Ah evet, dondurucu. Aralık ve mart arasında daha da soğuk oluyor. Ama işin güzel tarafı, dışarda soğuk havayı görebiliyorken stüdyoda çalışmak.

2016'da Berlin'de Lollapalooza Festivali'ndeydim ve unutulmaz bir Radiohead konseri izlemiştim.

Ah, ben de oradaydım. Müthişti.

Roma'da doğdun ve sonrasında İrlanda'ya ve oradan Berlin'e taşındın. Bu yolculuk nasıl oldu?

İtalya'da doğup büyüdüm. Babam Romalı, annem ise Alman. 14 yaşıma geldiğimde İrlanda'ya taşınmak için ailemden onay aldım.

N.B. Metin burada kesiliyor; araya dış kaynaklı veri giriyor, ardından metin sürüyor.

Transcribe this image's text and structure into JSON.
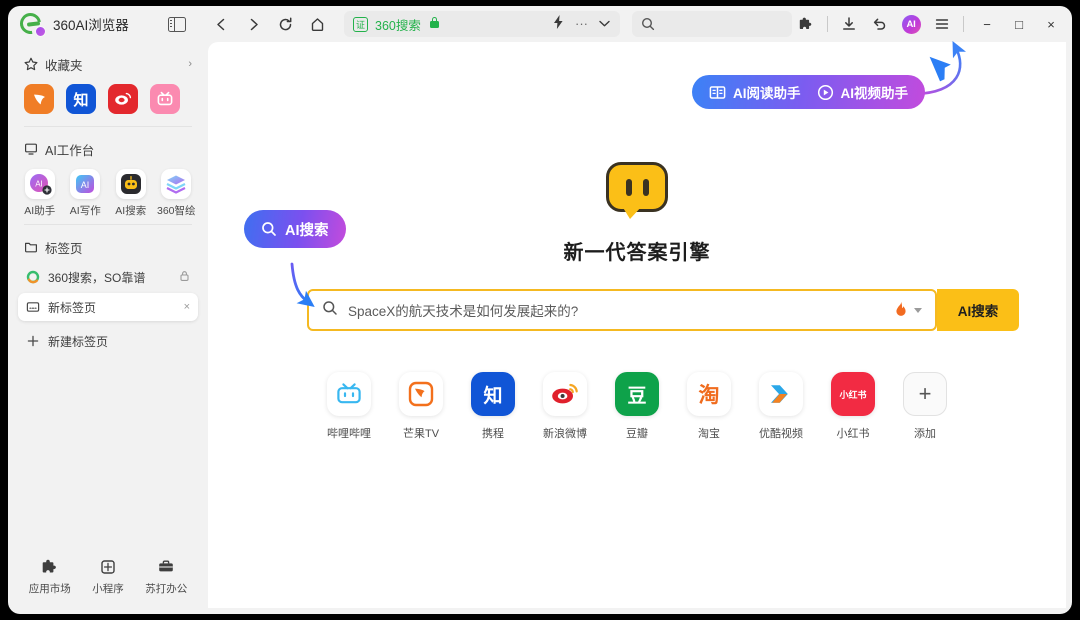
{
  "window": {
    "brand_title": "360AI浏览器",
    "controls": {
      "minimize": "−",
      "maximize": "□",
      "close": "×"
    }
  },
  "toolbar": {
    "back": "back-arrow",
    "forward": "forward-arrow",
    "reload": "reload",
    "home": "home",
    "address": {
      "cert_label": "证",
      "site": "360搜索",
      "lock": "lock-icon"
    },
    "boost": "lightning-icon",
    "more": "···",
    "collapse": "chevron-down",
    "search_placeholder": "",
    "extensions": "puzzle-icon",
    "downloads": "download-icon",
    "history": "undo-icon",
    "ai_badge": "AI",
    "menu": "hamburger-icon"
  },
  "sidebar": {
    "favorites": {
      "title": "收藏夹",
      "chevron": "›",
      "items": [
        {
          "name": "芒果TV",
          "glyph": "M",
          "color": "#f07d26"
        },
        {
          "name": "知乎",
          "glyph": "知",
          "color": "#1055d6"
        },
        {
          "name": "新浪微博",
          "glyph": "⊙",
          "color": "#e3282d"
        },
        {
          "name": "哔哩哔哩",
          "glyph": "▭",
          "color": "#fb8ab0"
        }
      ]
    },
    "workbench": {
      "title": "AI工作台",
      "items": [
        {
          "label": "AI助手",
          "icon": "ai-assistant-icon"
        },
        {
          "label": "AI写作",
          "icon": "ai-writing-icon"
        },
        {
          "label": "AI搜索",
          "icon": "ai-search-icon"
        },
        {
          "label": "360智绘",
          "icon": "ai-draw-icon"
        }
      ]
    },
    "tabs": {
      "title": "标签页",
      "items": [
        {
          "label": "360搜索，SO靠谱",
          "icon": "360-icon",
          "tail": "lock-icon",
          "active": false
        },
        {
          "label": "新标签页",
          "icon": "newtab-icon",
          "tail": "×",
          "active": true
        }
      ],
      "new_tab_label": "新建标签页",
      "new_tab_icon": "plus-icon"
    },
    "bottom": [
      {
        "label": "应用市场",
        "icon": "puzzle-icon"
      },
      {
        "label": "小程序",
        "icon": "miniprogram-icon"
      },
      {
        "label": "苏打办公",
        "icon": "briefcase-icon"
      }
    ]
  },
  "content": {
    "ai_assistants": [
      {
        "label": "AI阅读助手",
        "icon": "book-icon"
      },
      {
        "label": "AI视频助手",
        "icon": "play-circle-icon"
      }
    ],
    "hero": {
      "logo": "yellow-chat-bot-logo",
      "title": "新一代答案引擎"
    },
    "search": {
      "placeholder": "SpaceX的航天技术是如何发展起来的?",
      "value": "",
      "magnifier": "search-icon",
      "flame": "hot-icon",
      "caret": "chevron-down-icon",
      "button_label": "AI搜索"
    },
    "callout": {
      "label": "AI搜索",
      "icon": "search-icon"
    },
    "shortcuts": [
      {
        "label": "哔哩哔哩",
        "icon": "bilibili-icon"
      },
      {
        "label": "芒果TV",
        "icon": "mangotv-icon"
      },
      {
        "label": "携程",
        "icon": "zhihu-icon"
      },
      {
        "label": "新浪微博",
        "icon": "weibo-icon"
      },
      {
        "label": "豆瓣",
        "icon": "douban-icon"
      },
      {
        "label": "淘宝",
        "icon": "taobao-icon"
      },
      {
        "label": "优酷视频",
        "icon": "youku-icon"
      },
      {
        "label": "小红书",
        "icon": "xiaohongshu-icon"
      },
      {
        "label": "添加",
        "icon": "plus-icon"
      }
    ]
  },
  "colors": {
    "accent_yellow": "#fbbf17",
    "gradient_start": "#3b82f6",
    "gradient_end": "#c24bdd",
    "cert_green": "#23b24b",
    "cursor_blue": "#2b7ef5"
  }
}
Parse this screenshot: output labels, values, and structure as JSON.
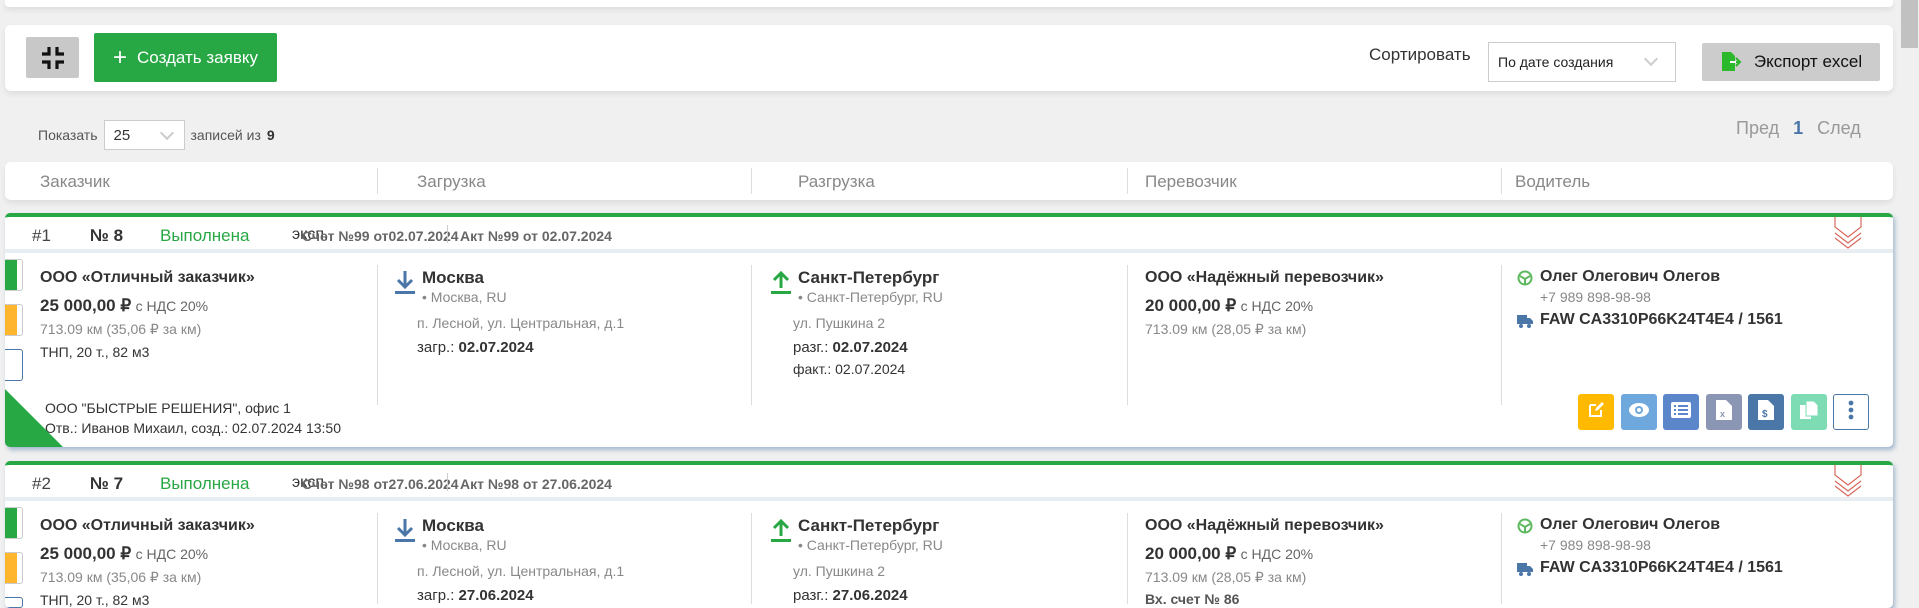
{
  "toolbar": {
    "create_label": "Создать заявку",
    "sort_label": "Сортировать",
    "sort_value": "По дате создания",
    "export_label": "Экспорт excel"
  },
  "pager": {
    "show_label": "Показать",
    "per_page": "25",
    "records_of_label": "записей из",
    "total": "9",
    "prev": "Пред",
    "current": "1",
    "next": "След"
  },
  "columns": [
    "Заказчик",
    "Загрузка",
    "Разгрузка",
    "Перевозчик",
    "Водитель"
  ],
  "colors": {
    "accent": "#28a745",
    "blue": "#4a76a8",
    "orange": "#ffb52e"
  },
  "orders": [
    {
      "index": "#1",
      "number": "№ 8",
      "status": "Выполнена",
      "type": "эксп.",
      "invoice": "Счет №99 от02.07.2024",
      "act": "Акт №99 от 02.07.2024",
      "customer": {
        "name": "ООО «Отличный заказчик»",
        "price": "25 000,00 ₽",
        "vat": "с НДС 20%",
        "distance": "713.09 км (35,06 ₽ за км)",
        "cargo": "ТНП, 20 т., 82 м3"
      },
      "loading": {
        "city": "Москва",
        "region": "• Москва, RU",
        "address": "п. Лесной, ул. Центральная, д.1",
        "date_label": "загр.:",
        "date": "02.07.2024"
      },
      "unloading": {
        "city": "Санкт-Петербург",
        "region": "• Санкт-Петербург, RU",
        "address": "ул. Пушкина 2",
        "date_label": "разг.:",
        "date": "02.07.2024",
        "fact": "факт.: 02.07.2024"
      },
      "carrier": {
        "name": "ООО «Надёжный перевозчик»",
        "price": "20 000,00 ₽",
        "vat": "с НДС 20%",
        "distance": "713.09 км (28,05 ₽ за км)",
        "extra": ""
      },
      "driver": {
        "name": "Олег Олегович Олегов",
        "phone": "+7 989 898-98-98",
        "vehicle": "FAW CA3310P66K24T4E4 / 1561"
      },
      "footer": {
        "company": "ООО \"БЫСТРЫЕ РЕШЕНИЯ\", офис 1",
        "responsible": "Отв.: Иванов Михаил, созд.: 02.07.2024 13:50"
      }
    },
    {
      "index": "#2",
      "number": "№ 7",
      "status": "Выполнена",
      "type": "эксп.",
      "invoice": "Счет №98 от27.06.2024",
      "act": "Акт №98 от 27.06.2024",
      "customer": {
        "name": "ООО «Отличный заказчик»",
        "price": "25 000,00 ₽",
        "vat": "с НДС 20%",
        "distance": "713.09 км (35,06 ₽ за км)",
        "cargo": "ТНП, 20 т., 82 м3"
      },
      "loading": {
        "city": "Москва",
        "region": "• Москва, RU",
        "address": "п. Лесной, ул. Центральная, д.1",
        "date_label": "загр.:",
        "date": "27.06.2024"
      },
      "unloading": {
        "city": "Санкт-Петербург",
        "region": "• Санкт-Петербург, RU",
        "address": "ул. Пушкина 2",
        "date_label": "разг.:",
        "date": "27.06.2024",
        "fact": ""
      },
      "carrier": {
        "name": "ООО «Надёжный перевозчик»",
        "price": "20 000,00 ₽",
        "vat": "с НДС 20%",
        "distance": "713.09 км (28,05 ₽ за км)",
        "extra": "Вх. счет № 86"
      },
      "driver": {
        "name": "Олег Олегович Олегов",
        "phone": "+7 989 898-98-98",
        "vehicle": "FAW CA3310P66K24T4E4 / 1561"
      },
      "footer": {
        "company": "",
        "responsible": ""
      }
    }
  ]
}
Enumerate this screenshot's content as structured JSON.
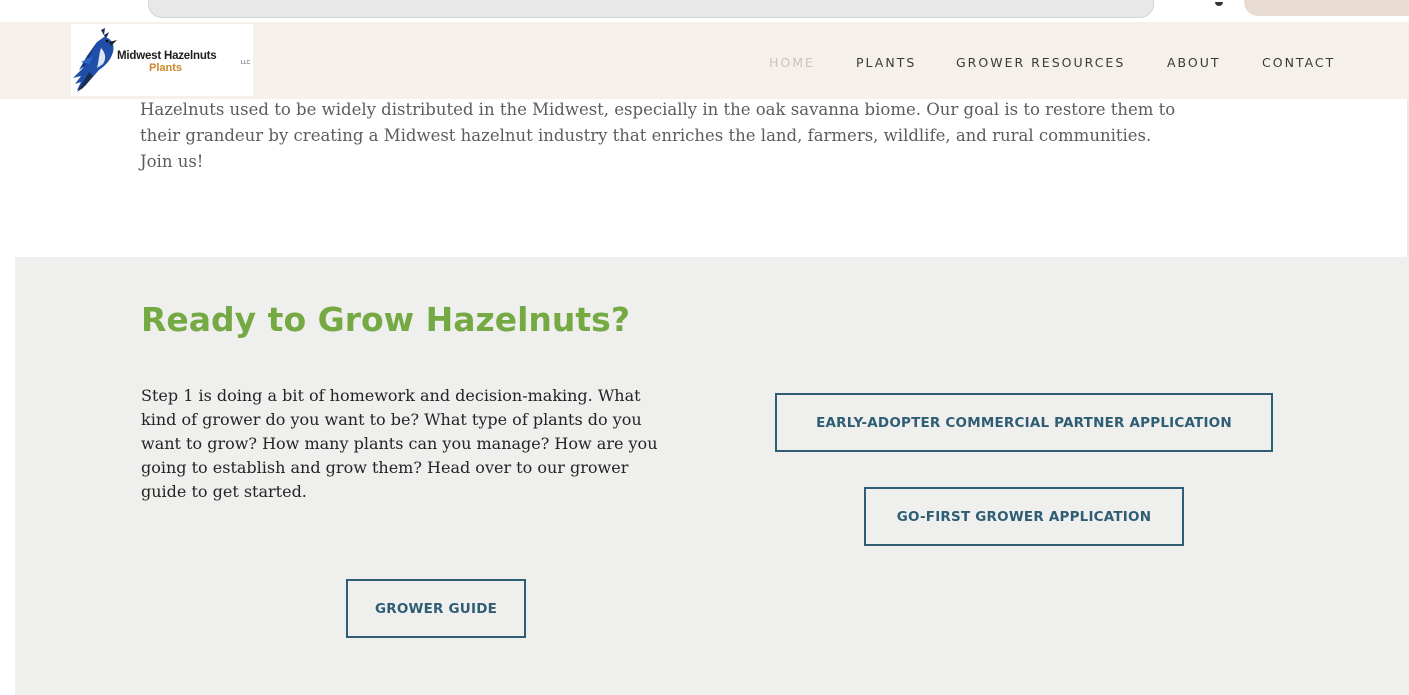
{
  "brand": {
    "name": "Midwest Hazelnuts",
    "sub": "Plants",
    "llc": "LLC",
    "colors": {
      "bird": "#1f4fa8",
      "name": "#1d1d1d",
      "sub": "#c98a2e"
    }
  },
  "nav": {
    "items": [
      {
        "label": "HOME",
        "active": true
      },
      {
        "label": "PLANTS",
        "active": false
      },
      {
        "label": "GROWER RESOURCES",
        "active": false
      },
      {
        "label": "ABOUT",
        "active": false
      },
      {
        "label": "CONTACT",
        "active": false
      }
    ]
  },
  "intro": {
    "lines": [
      "Hazelnuts used to be widely distributed in the Midwest, especially in the oak savanna biome. Our goal is to restore them to",
      "their grandeur by creating a Midwest hazelnut industry that enriches the land, farmers, wildlife, and rural communities.",
      "Join us!"
    ]
  },
  "grow": {
    "heading": "Ready to Grow Hazelnuts?",
    "lines": [
      "Step 1 is doing a bit of homework and decision-making.  What",
      "kind of grower do you want to be? What type of plants do you",
      "want to grow? How many plants can you manage? How are you",
      "going to establish and grow them? Head over to our grower",
      "guide to get started."
    ],
    "buttons": {
      "guide": "GROWER GUIDE",
      "commercial": "EARLY-ADOPTER COMMERCIAL PARTNER APPLICATION",
      "gofirst": "GO-FIRST GROWER APPLICATION"
    }
  },
  "colors": {
    "header_bg": "#f6f0eb",
    "section_bg": "#efefed",
    "heading": "#74a943",
    "button": "#2e5d74",
    "nav_active": "#c9c3bd"
  }
}
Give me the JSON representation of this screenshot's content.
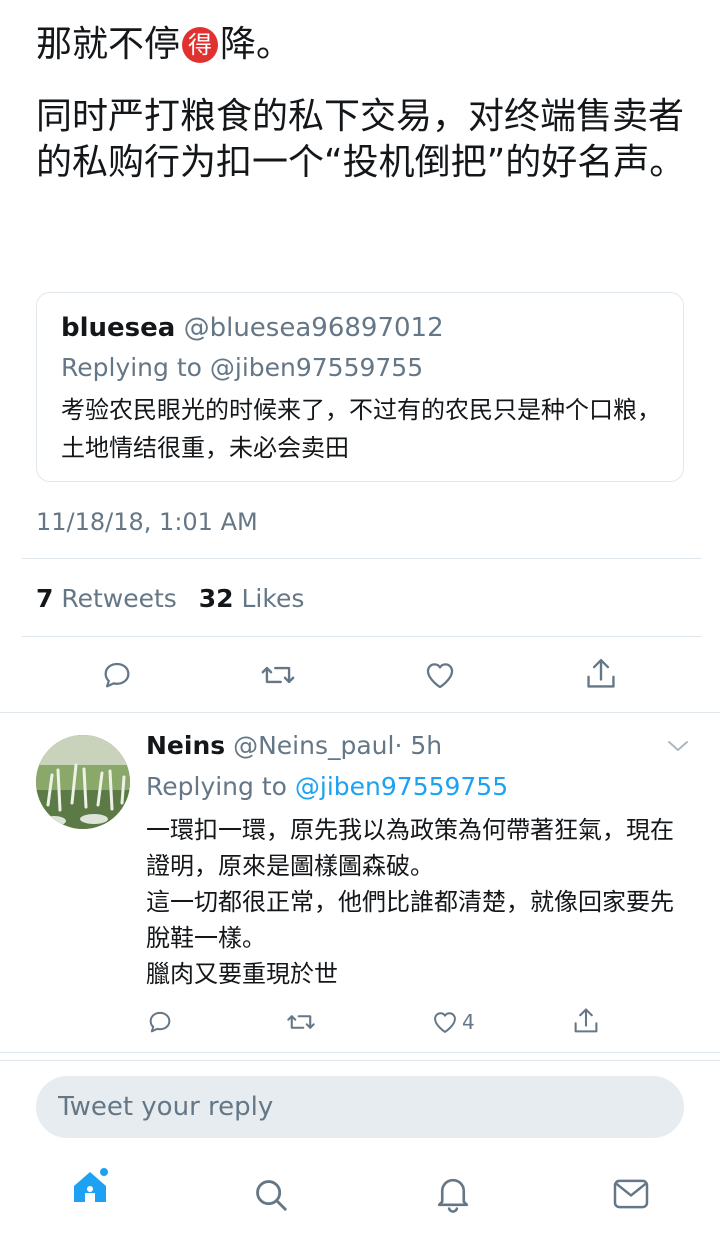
{
  "tweet": {
    "line1_before": "那就不停",
    "special_char": "得",
    "line1_after": "降。",
    "paragraph": "同时严打粮食的私下交易，对终端售卖者的私购行为扣一个“投机倒把”的好名声。"
  },
  "quoted_tweet": {
    "name": "bluesea",
    "handle": "@bluesea96897012",
    "replying_to": "Replying to @jiben97559755",
    "text": "考验农民眼光的时候来了，不过有的农民只是种个口粮，土地情结很重，未必会卖田"
  },
  "timestamp": "11/18/18, 1:01 AM",
  "stats": {
    "retweets_count": "7",
    "retweets_label": "Retweets",
    "likes_count": "32",
    "likes_label": "Likes"
  },
  "reply": {
    "name": "Neins",
    "handle": "@Neins_paul",
    "time": "· 5h",
    "replying_prefix": "Replying to ",
    "replying_to": "@jiben97559755",
    "text_lines": [
      "一環扣一環，原先我以為政策為何帶著狂氣，現在證明，原來是圖樣圖森破。",
      "這一切都很正常，他們比誰都清楚，就像回家要先脫鞋一樣。",
      "臘肉又要重現於世"
    ],
    "like_count": "4"
  },
  "composer": {
    "placeholder": "Tweet your reply"
  },
  "icons": {
    "comment": "comment-icon",
    "retweet": "retweet-icon",
    "like": "heart-icon",
    "share": "share-icon",
    "chevron": "chevron-down-icon",
    "home": "home-icon",
    "search": "search-icon",
    "notifications": "bell-icon",
    "messages": "mail-icon"
  },
  "colors": {
    "accent": "#1da1f2",
    "text": "#14171a",
    "muted": "#657786",
    "special_char_bg": "#e0312f"
  }
}
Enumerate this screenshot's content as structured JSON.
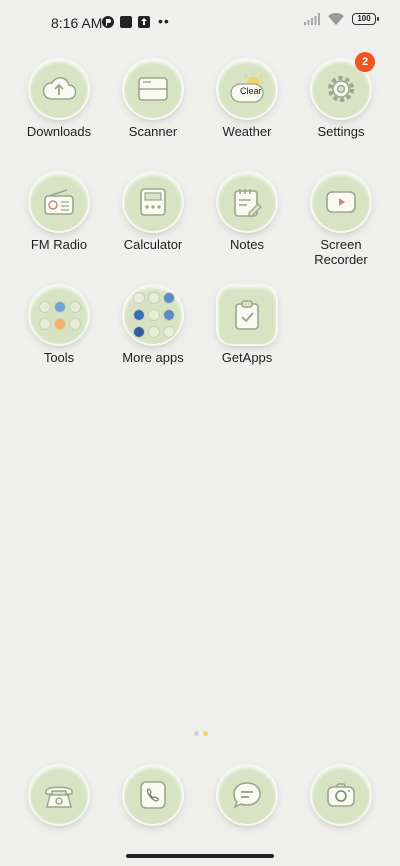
{
  "status": {
    "time": "8:16 AM",
    "battery": "100"
  },
  "apps": [
    {
      "label": "Downloads"
    },
    {
      "label": "Scanner"
    },
    {
      "label": "Weather",
      "widget_text": "Clear"
    },
    {
      "label": "Settings",
      "badge": "2"
    },
    {
      "label": "FM Radio"
    },
    {
      "label": "Calculator"
    },
    {
      "label": "Notes"
    },
    {
      "label": "Screen\nRecorder"
    },
    {
      "label": "Tools"
    },
    {
      "label": "More apps"
    },
    {
      "label": "GetApps"
    }
  ],
  "dock": [
    {
      "name": "phone-icon"
    },
    {
      "name": "contacts-icon"
    },
    {
      "name": "messages-icon"
    },
    {
      "name": "camera-icon"
    }
  ],
  "colors": {
    "background": "#efefed",
    "icon_fill": "#d8e3c4",
    "badge": "#f3531c"
  }
}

Başlarda şaka gibi geliyordu ama sonunda bu hayalim gerçek oldu ve İrlanda'ya tek başıma gittim, orada 4 sene geçirdim. O süreçte İngilizce ve müzik kültürü hakkında bir çok şey öğrendim. Okulu bitirdikten sonra 2 sene ara verdim. 2012'de üniversite için Berlin'e taşındım. Ürün dizaynı üzerine Berlin Sanat Üniversitesi'ne başladım. Fakat müzik, hayatımın her zaman bir parçasydı, sürekli laptop'ıma şarkılar kaydediyordum. Bir gün kız arkadaşımdan ayrıldım ve çok fazla boş vaktim olmaya başladı. Ben de müziğe daha çok zaman ayırmaya başladım ve sonunda "belki de 6 ay kadar üniversiteye ara verip müziğe ve şarkı sözlerime konsantre olmalıyım" dedim. Ve öyle de yaptım. 2015 yılından beri sadece müzikle uğraşıyorum.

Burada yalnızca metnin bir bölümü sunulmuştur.